3. Fehlerhafte oder abgelaufene Widerrufsrechte
Manche Klagen stützen sich alternativ auf ein fehlerhaft erklärtes Widerrufsrecht. Doch auch hier gibt es Grenzen. Selbst bei einer fehlerhaften Belehrung erlischt das Widerrufsrecht spätestens nach 12 Monaten und 14 Tagen. Wer also zu lange wartet, verliert mögliche Ansprüche.

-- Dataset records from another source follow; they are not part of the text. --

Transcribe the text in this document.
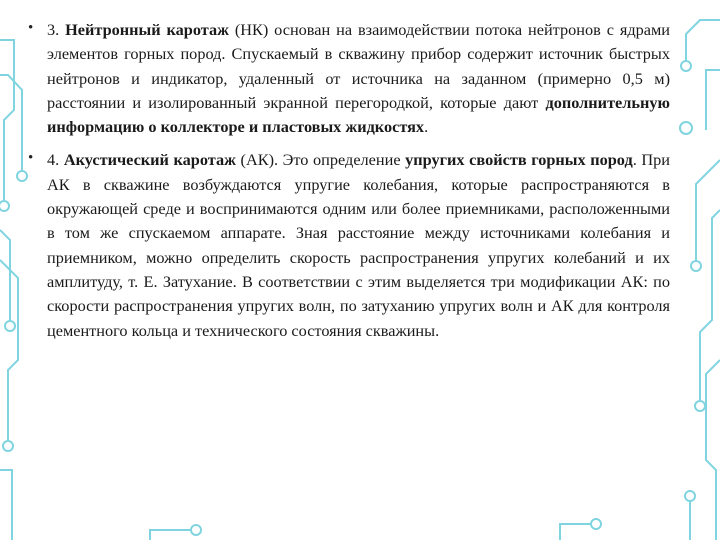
• 3. Нейтронный каротаж (НК) основан на взаимодействии потока нейтронов с ядрами элементов горных пород. Спускаемый в скважину прибор содержит источник быстрых нейтронов и индикатор, удаленный от источника на заданном (примерно 0,5 м) расстоянии и изолированный экранной перегородкой, которые дают дополнительную информацию о коллекторе и пластовых жидкостях.

• 4. Акустический каротаж (АК). Это определение упругих свойств горных пород. При АК в скважине возбуждаются упругие колебания, которые распространяются в окружающей среде и воспринимаются одним или более приемниками, расположенными в том же спускаемом аппарате. Зная расстояние между источниками колебания и приемником, можно определить скорость распространения упругих колебаний и их амплитуду, т. Е. Затухание. В соответствии с этим выделяется три модификации АК: по скорости распространения упругих волн, по затуханию упругих волн и АК для контроля цементного кольца и технического состояния скважины.
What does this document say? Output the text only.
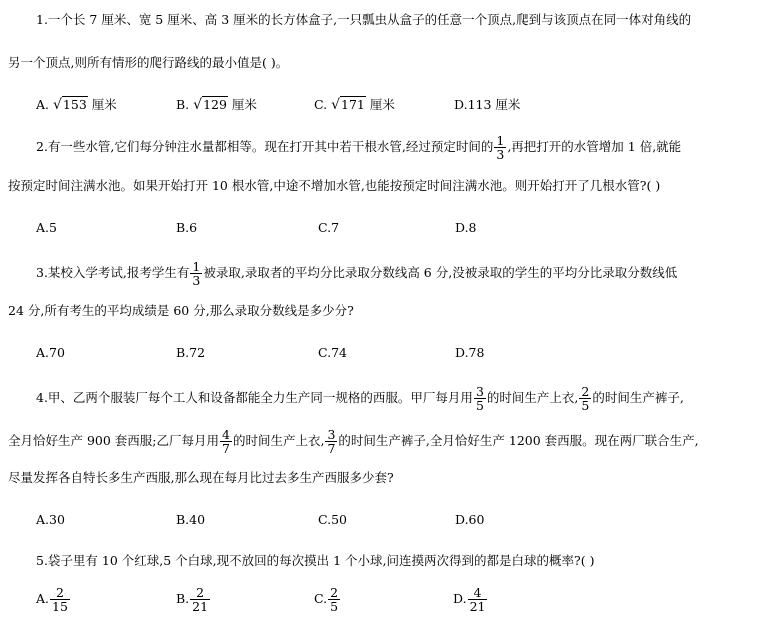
1.一个长 7 厘米、宽 5 厘米、高 3 厘米的长方体盒子,一只瓢虫从盒子的任意一个顶点,爬到与该顶点在同一体对角线的
另一个顶点,则所有情形的爬行路线的最小值是( )。
A. √153 厘米	B. √129 厘米	C. √171 厘米	D.113 厘米
2.有一些水管,它们每分钟注水量都相等。现在打开其中若干根水管,经过预定时间的 $\frac{1}{3}$ ,再把打开的水管增加 1 倍,就能
按预定时间注满水池。如果开始打开 10 根水管,中途不增加水管,也能按预定时间注满水池。则开始打开了几根水管?( )
A.5	B.6	C.7	D.8
3.某校入学考试,报考学生有 $\frac{1}{3}$ 被录取,录取者的平均分比录取分数线高 6 分,没被录取的学生的平均分比录取分数线低
24 分,所有考生的平均成绩是 60 分,那么录取分数线是多少分?
A.70	B.72	C.74	D.78
4.甲、乙两个服装厂每个工人和设备都能全力生产同一规格的西服。甲厂每月用 $\frac{3}{5}$ 的时间生产上衣, $\frac{2}{5}$ 的时间生产裤子,
全月恰好生产 900 套西服;乙厂每月用 $\frac{4}{7}$ 的时间生产上衣, $\frac{3}{7}$ 的时间生产裤子,全月恰好生产 1200 套西服。现在两厂联合生产,
尽量发挥各自特长多生产西服,那么现在每月比过去多生产西服多少套?
A.30	B.40	C.50	D.60
5.袋子里有 10 个红球,5 个白球,现不放回的每次摸出 1 个小球,问连摸两次得到的都是白球的概率?( )
A. $\frac{2}{15}$	B. $\frac{2}{21}$	C. $\frac{2}{5}$	D. $\frac{4}{21}$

Fazit und Ausblick für die Wirtschaft
Die aktuelle Rechtslage stellt für die digitale Bildungs- und Coaching-Branche eine Zäsur dar. Das BGH-Urteil hat die Rechte der Teilnehmer signifikant gestärkt und zwingt Anbieter, ihre Geschäftsmodelle zu überdenken. Viele werden nicht umhinkommen, ihre Kurse durch die ZFU zertifizieren zu lassen – ein kostspieliger und bürokratischer Prozess.
Gleichzeitig zeigt die Praxis, dass das FernUSG kein Freifahrtschein zur Rückforderung jeder Kursgebühr ist. Unternehmer und Verbraucher, die eine Klage in Erwägung ziehen, müssen sich bewusst sein, dass der Ausgang von einer detaillierten Einzelfallprüfung abhängt. Die entscheidende Frage wird immer lauten: War es ein standardisierter Lehrgang oder eine individuelle Dienstleistung? Die Antwort darauf entscheidet über Tausende von Euro und die Zukunft eines ganzen Wirtschaftszweiges.